Some Ghanaians, especially on social media, have expressed their anger at the news that spouses of the President and the Vice President will receive increased allowances.
For many, these allowances will be put further strain on the overburdened taxpayer. They argue that the state should officially not pay the spouses of politicians.
But in a rebuttal to the reports, the Minister of Information, Kojo Oppong Nkrumah has stated that reports are a little misleading.
He said President Nana Addo Dankwa Akufo-Addo did not approve the paying of the allowances, however, it was done by an emoluments committee with approval by Parliament.

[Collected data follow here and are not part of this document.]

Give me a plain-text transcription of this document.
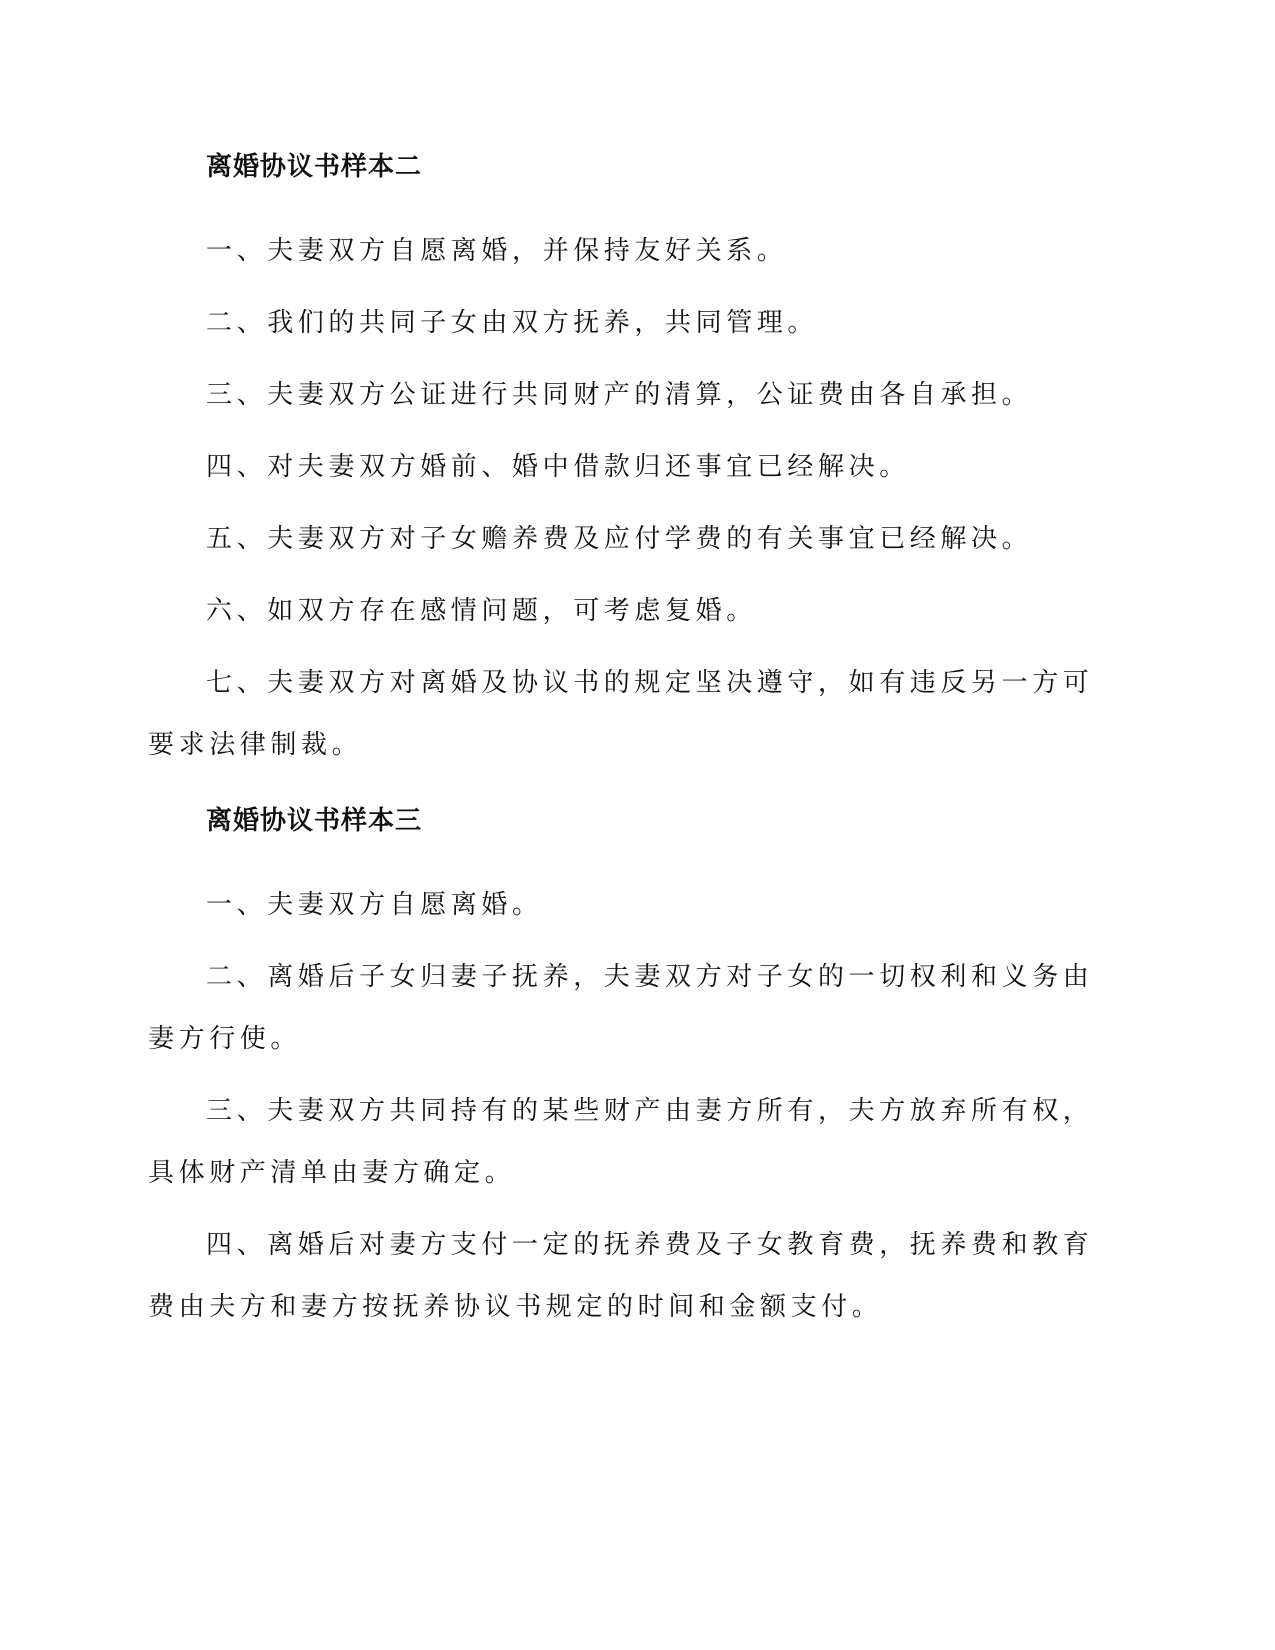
离婚协议书样本二

一、夫妻双方自愿离婚，并保持友好关系。

二、我们的共同子女由双方抚养，共同管理。

三、夫妻双方公证进行共同财产的清算，公证费由各自承担。

四、对夫妻双方婚前、婚中借款归还事宜已经解决。

五、夫妻双方对子女赡养费及应付学费的有关事宜已经解决。

六、如双方存在感情问题，可考虑复婚。

七、夫妻双方对离婚及协议书的规定坚决遵守，如有违反另一方可要求法律制裁。

离婚协议书样本三

一、夫妻双方自愿离婚。

二、离婚后子女归妻子抚养，夫妻双方对子女的一切权利和义务由妻方行使。

三、夫妻双方共同持有的某些财产由妻方所有，夫方放弃所有权，具体财产清单由妻方确定。

四、离婚后对妻方支付一定的抚养费及子女教育费，抚养费和教育费由夫方和妻方按抚养协议书规定的时间和金额支付。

The Ofoase-Ayirebi said this phenomenon is not new and it has been there since the tenure of President John Agyekum Kuffour.
Mr Oppong Nkrumah explained that an arrangement that was introduced by former President John Agyekum Kufuor during the start of his Presidency in 2000 had seen spouses of Presidents and Vice Presidents, since then, enjoy allowances, though there was no formal documentation to support that.
“President Kufuor, in his wisdom, instituted this because of the bad situations of some spouses of some former Heads of States then. Presidents Mills and Mahama even increased the rates of these benefits during their time.
“The truth of the matter is that all surviving spouses of Heads of State, current and former, have always received salaries. Lordina Mahama, Naadu Mills, Matilda Amissah-Arthur, Nana Konadu Agyeman Rawlings, Faustina Acheampong, Fulera Liman etc have all been receiving salaries since President Kufuor’s time.
“What has happened now is that the arrangement has been made formal but that was done legally based on the recommendation by the Emoluments Committee,” the Information Minister emphasized.
He said there had been an increment in allowances for the spouses of the President and the Vice-President, Mr Oppong Nkrumah emphasised that that was an approval given by the Seventh Parliament.
“The President does approve salaries and benefits for the Executive. Under Article 71, the First Lady and Second Lady are not office-holders so no one can determine their benefits under that article.
“However, a committee only recommended that an arrangement for the spouses be made formal and that received approval from Parliament,” he indicated.